7 Responses to “Your Office Chair Is Not Killing You”

  1. Siouxsie – don’t knock it until you try it. In January of 2007 our office manager wanted one and we would not spring for it, so she bought it herself (not Levines, it was much too expensive). Now we have 8 in our offices where 12 people work and we have reimbursed her. Although ours was by no means a scientific study, we found that everyone gradually lost weight, but more importantly, they felt more alert, creative, energetic and productive.
    It’s not for everyone, but it can work for those that would like to change their working position throughout the day.

    • I can see how this could work while making conference calls or reviewing emails. But I have a difficult time imagining that this would work for a lot of other desk tasks, i.e. reviewing folders, editing hard copies, and drafting documents. But you are right, I haven’t tried it, so I shouldn’t knock that aspect.

      But what I can and will knock is a doctor who encourages women to wear high heels while walking on a treadmill. That is just ridiculous. Not to mention the inherent tension in a researcher who uses his own studies to start a business venture.

  2. Nice post. I agree with you. Employers should be more to employees taking breaks and moving around. I guess there is nothing wrong with having one of these treadmill desks in the office. I don’t see them as a viable option for any lawyer.

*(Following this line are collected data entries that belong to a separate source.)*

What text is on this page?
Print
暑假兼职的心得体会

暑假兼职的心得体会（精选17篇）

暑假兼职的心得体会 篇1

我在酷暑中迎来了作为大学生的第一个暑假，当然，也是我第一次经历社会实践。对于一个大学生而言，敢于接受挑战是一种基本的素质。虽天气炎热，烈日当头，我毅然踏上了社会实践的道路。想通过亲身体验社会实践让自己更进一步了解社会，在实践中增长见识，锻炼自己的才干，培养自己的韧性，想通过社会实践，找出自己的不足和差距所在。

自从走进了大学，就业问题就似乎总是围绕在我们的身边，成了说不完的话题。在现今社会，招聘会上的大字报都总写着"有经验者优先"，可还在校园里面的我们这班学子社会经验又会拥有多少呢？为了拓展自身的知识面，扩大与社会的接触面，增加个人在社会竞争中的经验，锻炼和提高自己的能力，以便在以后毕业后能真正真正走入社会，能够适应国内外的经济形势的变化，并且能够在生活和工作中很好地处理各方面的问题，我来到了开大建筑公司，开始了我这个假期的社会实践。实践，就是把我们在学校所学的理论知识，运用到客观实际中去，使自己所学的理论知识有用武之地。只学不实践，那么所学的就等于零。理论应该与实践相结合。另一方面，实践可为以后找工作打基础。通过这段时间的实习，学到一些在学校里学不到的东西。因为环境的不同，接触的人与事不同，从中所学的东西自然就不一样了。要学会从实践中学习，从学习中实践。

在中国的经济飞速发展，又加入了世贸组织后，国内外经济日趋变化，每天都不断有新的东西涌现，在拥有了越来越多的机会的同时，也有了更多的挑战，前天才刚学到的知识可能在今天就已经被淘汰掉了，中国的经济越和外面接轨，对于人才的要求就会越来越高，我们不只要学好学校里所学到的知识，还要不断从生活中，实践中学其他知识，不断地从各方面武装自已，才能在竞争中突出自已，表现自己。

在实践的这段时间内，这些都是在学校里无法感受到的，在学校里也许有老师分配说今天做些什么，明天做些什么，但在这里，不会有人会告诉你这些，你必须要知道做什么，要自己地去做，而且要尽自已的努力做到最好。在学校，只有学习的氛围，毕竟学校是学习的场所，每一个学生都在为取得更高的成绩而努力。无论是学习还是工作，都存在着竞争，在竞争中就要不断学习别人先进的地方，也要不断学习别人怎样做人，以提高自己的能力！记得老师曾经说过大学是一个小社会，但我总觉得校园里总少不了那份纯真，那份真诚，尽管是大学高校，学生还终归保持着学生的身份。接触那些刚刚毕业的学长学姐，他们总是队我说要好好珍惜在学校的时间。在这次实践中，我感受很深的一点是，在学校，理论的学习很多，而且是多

    • Funny you should mention lawyers, my brother who works for a rather large firm ended up buying one for his office after he tried mine out. He still has a nice big executive desk where he does most of his work, but he also has a smaller treadmill desk over in a corner that he uses every day. He says that when reviewing docs or working on his laptop, he will usually end up using it for about 2 hours each day.
      The one thing that makes this work is that we are walking at only a 1-2 mph pace, which is a very slow stroll. At this speed, most people can type and talk on the phone just a well as when sitting. Don’t think that we are using these for a cardio workout, it’s just to get up out of the chair off and on throughout the day to change the static working position.
      And by the way, none of the women in our offices use high-heels, they all wear comfortable walking shoes.
      I also agree that Dr. Levine did jeoperdize his credibility by jumping on board with a manufacturer.

  3. Knowing me, I would get focused on something, and forget to actually walk. Then, imagine days that you are feeling ill and close to fainting, yet you have to stand up all the same and continue walking in order to get work done at your desk. I can’t … er … stand behind it.

  4. I’ve seen this treadmill desk before and it looks like it really could work, but only in certain applications. As someone mentioned before, it would be rather hard to write or do tasks that require the use of a computer. But as far as phone calls and other tasks that do not require your hands, I think this would actually be great. I always feel lazy sitting in a chair 8+ hours a day and would love to try this out.

    Definitely do not agree with wearing high heels on this, and who is to say all us women wear high heels anyways?

  5. I think given the right kind of tasks this could be an effective way of working. I imagine it would be good for surfing the net, but writing and typing would likely be difficult to coordinate effectively.

    I like the idea of keeping your normal desk and switching between the two it seems to make a lot of sense. Perhaps the biggest hurdle is the price.